Gastkommentar - Die Zeiten großer Handelsflächen am Ortsrand sind vorbei, Händler zieht es wieder in die Städte und Orte: Handelsexperten glauben an ein „Revival der Ortskerne“. Was sind die Gründe dafür?
Zum einen spricht die demografische Entwicklung für Städte und Dörfer. Die Konsumenten werden in den nächsten Jahren im Schnitt älter sein als heute, örtliche Nahversorger wie der Bäcker ums Eck werden daher an Bedeutung gewinnen.
Zum anderen „bedroht“ der Onlineeinkauf großflächige Geschäfte in Einkaufszentren, wo die Verkaufsfläche in Zukunft weiter sinken dürfte. Stationäre Händler nutzen das Internet als Showroom und benötigen nur noch kleine Shops. Reine Onlinehändler wiederum beginnen eigene Läden zu eröffnen, um ihre Waren zu präsentieren. In Deutschland betreibt schon jeder zweite der 1000 größten Onlineshops auch ein stationäres Geschäft – bevorzugt in Einkaufsstraßen.
Einkaufserlebnis und Mieten sind weitere Gründe: Innenstädte hätten im Gegensatz zu Einkaufszentren eine „gelebte Multifunktionalität“ und könnten dadurch mehr Einkaufsspaß vermitteln. Zudem müssten Händler in Einkaufszentren derzeit relativ hohe Mieten zahlen. Angesichts steigender Internetkonkurrenz und abnehmender Kundenfrequenz würden viele ihre Standortstrategie überdenken. Nach dem Motto: Lieber ein kleines Geschäft in bester Lage als ein größeres in guter Lage. Die Leerstände in städtischen A-Lagen sind derzeit niedriger als in Shoppingcentern.
Es gibt aber eine Kehrtwende nicht nur bei den Händlern, sondern auch bei den Kunden.
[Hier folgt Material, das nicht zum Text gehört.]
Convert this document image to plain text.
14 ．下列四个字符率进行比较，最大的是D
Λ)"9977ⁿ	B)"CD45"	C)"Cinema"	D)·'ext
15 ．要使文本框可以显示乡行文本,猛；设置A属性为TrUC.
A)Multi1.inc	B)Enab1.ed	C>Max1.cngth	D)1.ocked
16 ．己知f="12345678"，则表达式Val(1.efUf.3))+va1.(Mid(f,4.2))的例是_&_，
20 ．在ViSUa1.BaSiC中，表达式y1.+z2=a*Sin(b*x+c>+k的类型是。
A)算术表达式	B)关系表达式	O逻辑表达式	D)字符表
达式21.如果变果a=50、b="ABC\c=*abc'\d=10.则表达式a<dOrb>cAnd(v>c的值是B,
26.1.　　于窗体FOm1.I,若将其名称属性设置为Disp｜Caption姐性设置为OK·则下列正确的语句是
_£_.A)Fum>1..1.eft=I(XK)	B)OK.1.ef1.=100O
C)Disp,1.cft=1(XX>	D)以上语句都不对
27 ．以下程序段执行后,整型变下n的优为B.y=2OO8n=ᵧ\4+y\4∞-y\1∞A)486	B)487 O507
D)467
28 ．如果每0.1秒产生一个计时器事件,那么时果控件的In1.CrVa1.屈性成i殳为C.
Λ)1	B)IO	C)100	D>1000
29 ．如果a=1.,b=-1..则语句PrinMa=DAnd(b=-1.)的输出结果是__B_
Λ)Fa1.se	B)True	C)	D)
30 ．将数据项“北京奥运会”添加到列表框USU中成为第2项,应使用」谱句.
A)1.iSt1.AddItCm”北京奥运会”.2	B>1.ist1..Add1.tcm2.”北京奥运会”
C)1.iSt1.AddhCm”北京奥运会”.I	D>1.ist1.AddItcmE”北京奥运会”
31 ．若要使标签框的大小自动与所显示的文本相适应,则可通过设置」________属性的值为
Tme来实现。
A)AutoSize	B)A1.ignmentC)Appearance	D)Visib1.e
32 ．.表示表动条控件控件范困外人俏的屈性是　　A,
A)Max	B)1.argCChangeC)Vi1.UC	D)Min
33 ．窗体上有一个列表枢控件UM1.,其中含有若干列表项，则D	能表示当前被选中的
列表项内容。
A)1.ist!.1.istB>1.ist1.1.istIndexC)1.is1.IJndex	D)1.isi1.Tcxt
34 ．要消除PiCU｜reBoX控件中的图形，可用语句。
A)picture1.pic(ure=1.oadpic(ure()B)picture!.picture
Diese suchen beim stationären Einkauf weniger nach dem günstigsten Preis als nach Qualität, Service, Erlebnis und Glaubwürdigkeit, so Deutschlands größtes Marktforschungsinstitut. Discounter beispielweise verordnen sich einen umfassenden Imagewechsel und zwar weg vom Billig- hin zum Qualitätsanbieter mit hoher Produktkompetenz. Weg vom eher mäßigen Arbeitgeberimage, hin zu einem Unternehmensbild mit guten Arbeitsbedingungen, fairen Löhnen und attraktiven Karrierechancen.
Nicht nur Discounter schwenken um. Immer mehr Einzelhandelsketten legen bei ihrem Markenauftritt Wert auf Faktoren wie Emotionalität und Kundenkommunikation. Ein bekannter Elektroriese, der in Vergangenheit mit preisaggressiven Botschaften stilprägende Werbespots kreiert hatte, ist inzwischen umgeschwenkt. Bei den neuen Claims geht es um Einkaufserlebnis und tolle Beratung.
Für beide Entwicklungen haben Südtirols Handel und Orte sehr gute Voraussetzungen. Wenn wir so wollen, sind die vielen Klein- und Familienbetriebe im Land dazu prädestiniert. Und einmal mehr kann Südtirol seine Vorreiterrolle unter Beweis stellen.